Una moneda rodó sobre el cuerpo de Egisto, una moneda enorme, como la rueda de un carro. Se escondió debajo de su piel, y era como un escudo protector escondido allí, contra el que se romperían todas las espadas. Pero por los ojos entreabiertos de Egisto, el noble Orestes, irreprochablemente armado, entró dentro del cuerpo del viejo rey, y ya no valía el escudo. Orestes avanzaba dentro del rey, por un estrecho sendero que hay en la espalda de todo cuerpo humano, y al avanzar le deshacía las entrañas con las espuelas, con la espada, con las crestas de gallo del casco de guerra, con los diamantes de las sortijas de sus dedos, con la misma mirada iracunda, con los largos y curvos colmillos de jabalí, con las palabras fatales.

– ¡Egisto morirá como un perro!

Y Egisto, despertando o resucitando, huía a tientas a esconderse, a sumergirse en las tinieblas de un calabozo secreto, a ocultarse detrás de una enorme tela de araña. Y poco a poco regresaba al mundo, con su eterna y misma piel. Y se arrodillaba junto a las rodillas de Clitemnestra, y se abrazaba a ellas, mientras la reina seguía moliendo el mijo para las papas de la cena, o ya las tenía hechas y comía lentamente, soplando cada cucharada. Apoyaba el plato en la cabeza de Egisto, y exclamaba:

– ¡ Pobre, pobre!

Tercera Parte

Con el dedo índice recorría en la carta marina el borde de la costa, y encontraba la desembocadura del río, de su río, frente a la que estaban pintadas dos pequeñas islas, una alargada en forma de lagarto, y la otra redonda como la luna.
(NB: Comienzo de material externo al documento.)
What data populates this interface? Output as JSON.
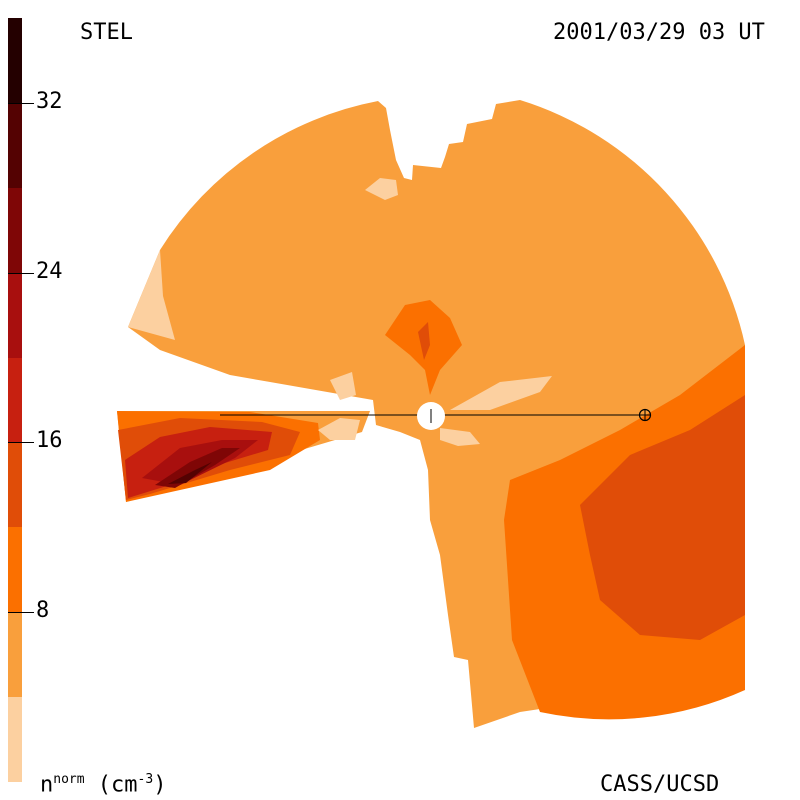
{
  "header": {
    "left_title": "STEL",
    "right_title": "2001/03/29 03 UT"
  },
  "footer": {
    "unit_base": "n",
    "unit_sup": "norm",
    "unit_rest": " (cm",
    "unit_exp": "-3",
    "unit_close": ")",
    "credit": "CASS/UCSD"
  },
  "colorbar": {
    "tick_labels": [
      "32",
      "24",
      "16",
      "8"
    ],
    "tick_values": [
      32,
      24,
      16,
      8
    ],
    "range": [
      0,
      36
    ],
    "levels": [
      {
        "from": 0,
        "to": 4,
        "color": "#fcd0a0"
      },
      {
        "from": 4,
        "to": 8,
        "color": "#f99f3c"
      },
      {
        "from": 8,
        "to": 12,
        "color": "#fb7000"
      },
      {
        "from": 12,
        "to": 16,
        "color": "#e04d08"
      },
      {
        "from": 16,
        "to": 20,
        "color": "#c72010"
      },
      {
        "from": 20,
        "to": 24,
        "color": "#a80f0e"
      },
      {
        "from": 24,
        "to": 28,
        "color": "#7f0606"
      },
      {
        "from": 28,
        "to": 32,
        "color": "#540202"
      },
      {
        "from": 32,
        "to": 36,
        "color": "#240000"
      }
    ]
  },
  "symbols": {
    "sun": "sun-marker",
    "earth": "earth-marker-circled-plus"
  }
}
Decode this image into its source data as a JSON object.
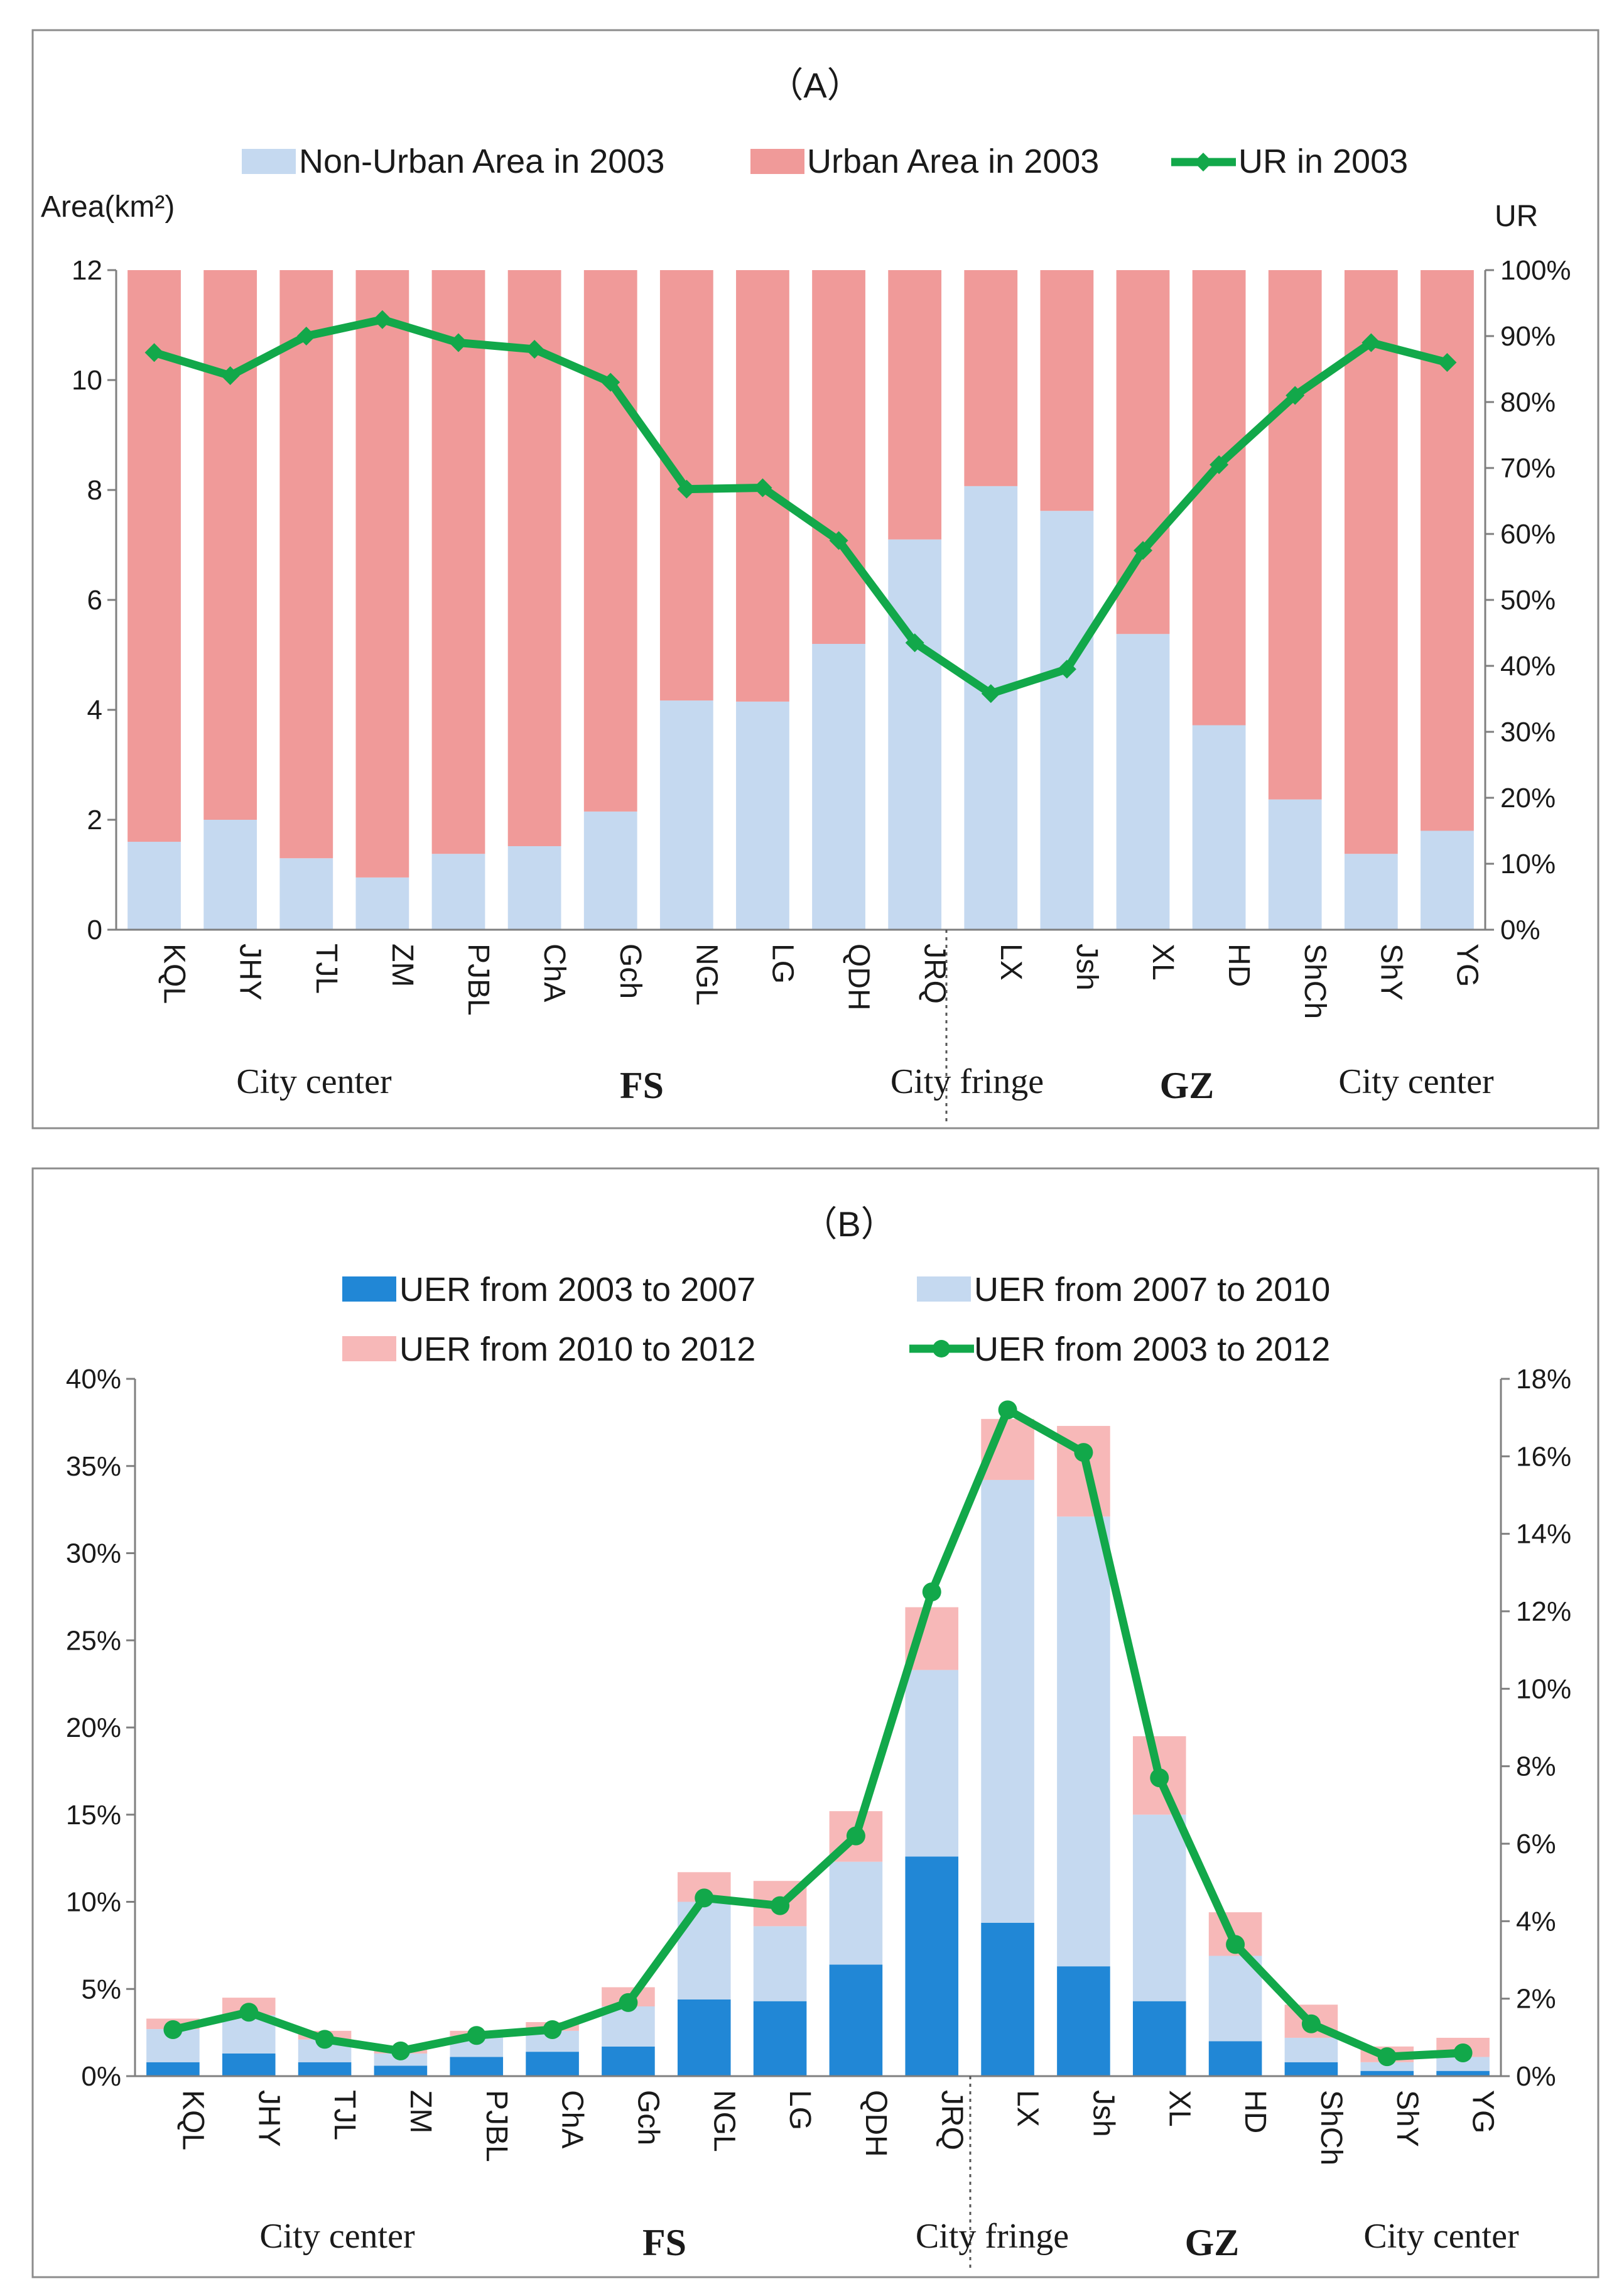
{
  "chart_data": [
    {
      "type": "bar",
      "title": "（A）",
      "ylabel": "Area(km²)",
      "y2label": "UR",
      "stacked": true,
      "categories": [
        "KQL",
        "JHY",
        "TJL",
        "ZM",
        "PJBL",
        "ChA",
        "Gch",
        "NGL",
        "LG",
        "QDH",
        "JRQ",
        "LX",
        "Jsh",
        "XL",
        "HD",
        "ShCh",
        "ShY",
        "YG"
      ],
      "ylim": [
        0,
        12
      ],
      "yticks": [
        "0",
        "2",
        "4",
        "6",
        "8",
        "10",
        "12"
      ],
      "y2lim": [
        0,
        100
      ],
      "y2ticks": [
        "0%",
        "10%",
        "20%",
        "30%",
        "40%",
        "50%",
        "60%",
        "70%",
        "80%",
        "90%",
        "100%"
      ],
      "grid": false,
      "legend_position": "top",
      "series": [
        {
          "name": "Non-Urban Area in 2003",
          "kind": "bar",
          "color": "#c5d9f0",
          "values": [
            1.6,
            2.0,
            1.3,
            0.95,
            1.38,
            1.52,
            2.15,
            4.17,
            4.15,
            5.2,
            7.1,
            8.07,
            7.62,
            5.38,
            3.72,
            2.37,
            1.38,
            1.8
          ]
        },
        {
          "name": "Urban Area in 2003",
          "kind": "bar",
          "color": "#f09a99",
          "values": [
            10.4,
            10.0,
            10.7,
            11.05,
            10.62,
            10.48,
            9.85,
            7.83,
            7.85,
            6.8,
            4.9,
            3.93,
            4.38,
            6.62,
            8.28,
            9.63,
            10.62,
            10.2
          ]
        },
        {
          "name": "UR in 2003",
          "kind": "line",
          "axis": "right",
          "color": "#12a84a",
          "marker": "diamond",
          "values": [
            87.5,
            84.0,
            90.0,
            92.5,
            89.0,
            88.0,
            83.0,
            66.8,
            67.0,
            59.0,
            43.5,
            35.8,
            39.5,
            57.5,
            70.5,
            81.0,
            89.0,
            86.0
          ]
        }
      ],
      "group_labels": [
        "City center",
        "FS",
        "City fringe",
        "GZ",
        "City center"
      ]
    },
    {
      "type": "bar",
      "title": "（B）",
      "stacked": true,
      "categories": [
        "KQL",
        "JHY",
        "TJL",
        "ZM",
        "PJBL",
        "ChA",
        "Gch",
        "NGL",
        "LG",
        "QDH",
        "JRQ",
        "LX",
        "Jsh",
        "XL",
        "HD",
        "ShCh",
        "ShY",
        "YG"
      ],
      "ylim": [
        0,
        40
      ],
      "yticks": [
        "0%",
        "5%",
        "10%",
        "15%",
        "20%",
        "25%",
        "30%",
        "35%",
        "40%"
      ],
      "y2lim": [
        0,
        18
      ],
      "y2ticks": [
        "0%",
        "2%",
        "4%",
        "6%",
        "8%",
        "10%",
        "12%",
        "14%",
        "16%",
        "18%"
      ],
      "grid": false,
      "legend_position": "top",
      "series": [
        {
          "name": "UER from 2003 to 2007",
          "kind": "bar",
          "color": "#2187d6",
          "values": [
            0.8,
            1.3,
            0.8,
            0.6,
            1.1,
            1.4,
            1.7,
            4.4,
            4.3,
            6.4,
            12.6,
            8.8,
            6.3,
            4.3,
            2.0,
            0.8,
            0.3,
            0.3
          ]
        },
        {
          "name": "UER from 2007 to 2010",
          "kind": "bar",
          "color": "#c5d9f0",
          "values": [
            1.9,
            2.2,
            1.3,
            0.7,
            1.2,
            1.2,
            2.3,
            5.6,
            4.3,
            5.9,
            10.7,
            25.4,
            25.8,
            10.7,
            4.9,
            1.4,
            0.5,
            0.8
          ]
        },
        {
          "name": "UER from 2010 to 2012",
          "kind": "bar",
          "color": "#f7b8b8",
          "values": [
            0.6,
            1.0,
            0.5,
            0.4,
            0.3,
            0.5,
            1.1,
            1.7,
            2.6,
            2.9,
            3.6,
            3.5,
            5.2,
            4.5,
            2.5,
            1.9,
            0.9,
            1.1
          ]
        },
        {
          "name": "UER from 2003 to 2012",
          "kind": "line",
          "axis": "right",
          "color": "#12a84a",
          "marker": "circle",
          "values": [
            1.2,
            1.65,
            0.95,
            0.65,
            1.05,
            1.2,
            1.9,
            4.6,
            4.4,
            6.2,
            12.5,
            17.2,
            16.1,
            7.7,
            3.4,
            1.35,
            0.5,
            0.6
          ]
        }
      ],
      "group_labels": [
        "City center",
        "FS",
        "City fringe",
        "GZ",
        "City center"
      ]
    }
  ]
}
El río estaba en verde, y venía haciendo largo camino desde lejanos montes, pasando bajo puentes que estaban muy bien dibujados con sus arcos gemelos. Le hubiese gustado que le fuese concedido el oficio, si lo había, de estar en la isla redonda de vigilante de la muerte del río en el mar, oficiando solemnes ritos fluviales cada y cuando, yendo en barca desde la barra, estuario arriba, probando la salinidad de las aguas en copa de plata, hasta llegar adonde ya son dulces, y aquel punto lo señalaría con una bandera, y sería la frontera de su oficio. O al revés, tener la centinela del río en tierra firme, en una colina, y bajar en barca por el estuario hasta donde el agua era salada, y poner allí su frontera, con banderas, eso sí, en boyas. Tendría, en primer lugar, la amistad del río, y la de las gentes de la ribera, pescadores y carpinteros. Un día señalado le traerían los tales peces de regalo, pan y vino, y le mostrarían sus mujeres y sus hijos, todos vestidos de fiesta. Con ellos iría a la isla, o la colina, un músico, un tocador de dulzaina y tamboril, o de gaita de pastor, y Orestes se vería obligado a hablarles paternal, a darles las gracias, acariciándose la barba, o posando la mano izquierda sobre la cabeza de un niño rubio que se le había acercado para admirar su espada.